Nous aidons les IMF a faire leurs sites Web, à
disposer d'ordinateurs. Nous leur offrons une bibliothèque virtuelle,
des échanges d'expériences, une université virtuelle. Nous permettons
aussi de donner en ligne, pour financer des banques des pauvres, dans
la plus grande transparence. C'est un formidable outil de désenclavement
du financement des IMF. Et par là, c'est le seul moyen d'utiliser Internet
contre la pauvreté. Si nous avions plus de moyens, nous pourrions faire
cela dans beaucoup plus de pays. Cela ne veut pas dire que nous n'allons
pas sur place : nous avons une agence de notation qui contrôle toutes
les banques des pauvres sur place, et des bureaux dans chacun des continents.

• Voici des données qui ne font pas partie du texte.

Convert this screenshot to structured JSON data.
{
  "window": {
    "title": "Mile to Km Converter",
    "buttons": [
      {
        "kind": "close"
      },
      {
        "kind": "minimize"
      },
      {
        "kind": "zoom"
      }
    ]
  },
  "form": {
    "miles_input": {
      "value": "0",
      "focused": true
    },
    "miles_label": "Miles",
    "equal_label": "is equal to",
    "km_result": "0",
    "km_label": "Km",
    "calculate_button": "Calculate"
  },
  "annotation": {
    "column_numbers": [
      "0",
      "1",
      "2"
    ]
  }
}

PlaNet Finance constitue la meilleure preuve de l'efficacité de l'Internet
pour le développement. Je dirais même, qu'à mon avis, c'est
le seul exemple réussi d'un usage des nouvelle technologies contre la
pauvreté.
Avez-vous
toujours autant de grands donateurs "high tech", compte tenu des difficultés
que rencontrent les entreprises du secteur ?
Oui, nous en avons même de plus en plus.
Depuis le 11 septembre, les entreprises européennes et américaines comprennent
mieux que jamais les nécessités de lutter contre la misère. Et beaucoup
d'autres comprennent les exigences de l'éthique et de l'économie solidaire.

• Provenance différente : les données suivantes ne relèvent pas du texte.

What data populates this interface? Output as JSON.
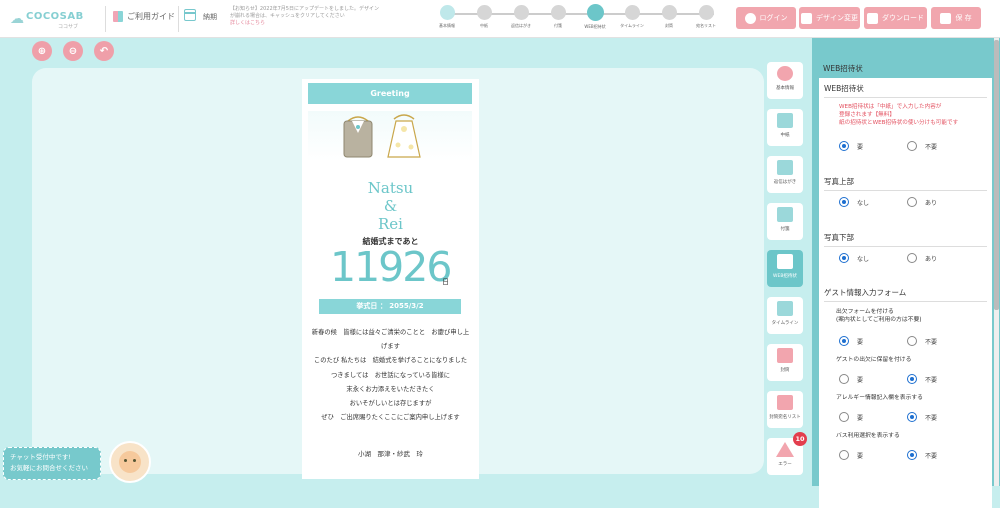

Même si les entreprises sont parfois en situation difficile, elles
prennent de plus en plus conscience que la solidarité est dans leur intérêt
et qu'elle crée les conditions, ainsi, pour attirer les cadres soucieux
d'éthique, et pour renforcer leur image.
Vous
considériez Internet comme un "septième continent". Avec le revers de
la nouvelle économie, est-ce toujours pertinent ?
Je le disais il y a cinq ans... et je continue
à le penser. L'Amérique a aussi été le théâtre de faillites, de
crises, de déceptions, d'escroquerie. Cela ne l'a pas empêché
d'être le continent de toutes les promesses et des plus fabuleuses
réussites. Il en ira de même sur Internet.
De
quelle manière le monde industriel entame-t-il sa mutation Internet ?

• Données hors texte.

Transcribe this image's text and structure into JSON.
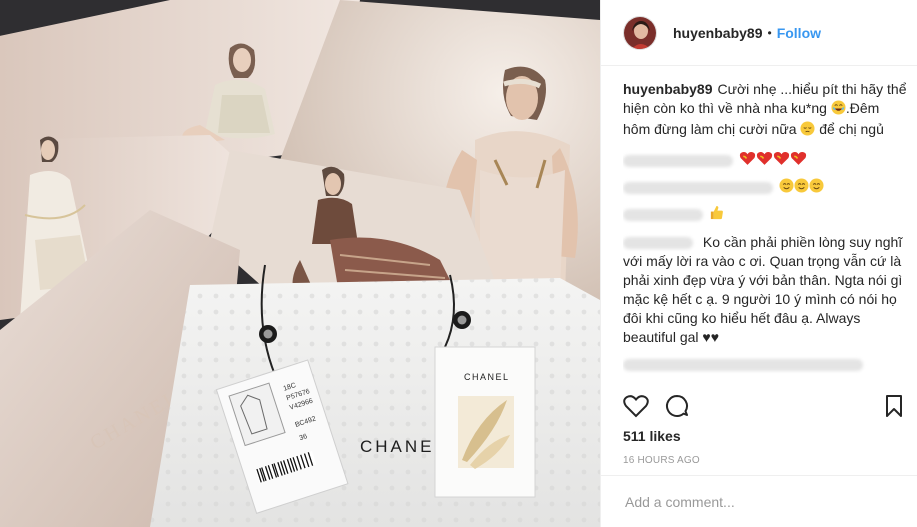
{
  "post": {
    "username": "huyenbaby89",
    "separator": "•",
    "follow_label": "Follow",
    "photo_text": {
      "brand": "CHANEL",
      "tag_brand": "CHANEL",
      "card_brand": "CHANEL",
      "tag_code1": "18C",
      "tag_code2": "P57676",
      "tag_code3": "V42966",
      "tag_code4": "BC492",
      "tag_size": "36"
    }
  },
  "caption": {
    "username": "huyenbaby89",
    "text_part1": "Cười nhẹ ...hiểu pít thi hãy thể hiện còn ko thì về nhà nha ku*ng",
    "text_part2": ".Đêm hôm đừng làm chị cười nữa",
    "text_part3": "để chị ngủ"
  },
  "comments": [
    {
      "name_hidden": true,
      "text": "",
      "emojis": [
        "red-heart-icon",
        "red-heart-icon",
        "red-heart-icon",
        "red-heart-icon"
      ]
    },
    {
      "name_hidden": true,
      "text": "",
      "emojis": [
        "smile-icon",
        "smile-icon",
        "smile-icon"
      ]
    },
    {
      "name_hidden": true,
      "text": "",
      "emojis": [
        "thumbs-up-icon"
      ]
    },
    {
      "name_hidden": true,
      "text": "Ko cần phải phiền lòng suy nghĩ với mấy lời ra vào c ơi. Quan trọng vẫn cứ là phải xinh đẹp vừa ý với bản thân. Ngta nói gì mặc kệ hết c ạ. 9 người 10 ý mình có nói họ đôi khi cũng ko hiểu hết đâu ạ. Always beautiful gal ♥♥"
    }
  ],
  "likes_text": "511 likes",
  "timestamp": "16 HOURS AGO",
  "add_comment_placeholder": "Add a comment...",
  "colors": {
    "link": "#3897f0",
    "muted": "#999999",
    "text": "#262626"
  }
}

Peut-on parler d'une lame de fonds ?
Bien sûr, plus personne ne peut imaginer
aujourd'hui une entreprise sans infrastructure Internet, comme le téléphone
était indispensable. Internet transformera aussi les relations avec les
clients, les fournisseurs, les employés, le CRM, le ERM, et tout
cela continuera à bouleverser l'économie.
En
tant qu'investisseur, quand pressentez-vous une éclaircie boursière pour
les valeurs "high tech" ?
Elle est déjà là pour de nombreuses activités.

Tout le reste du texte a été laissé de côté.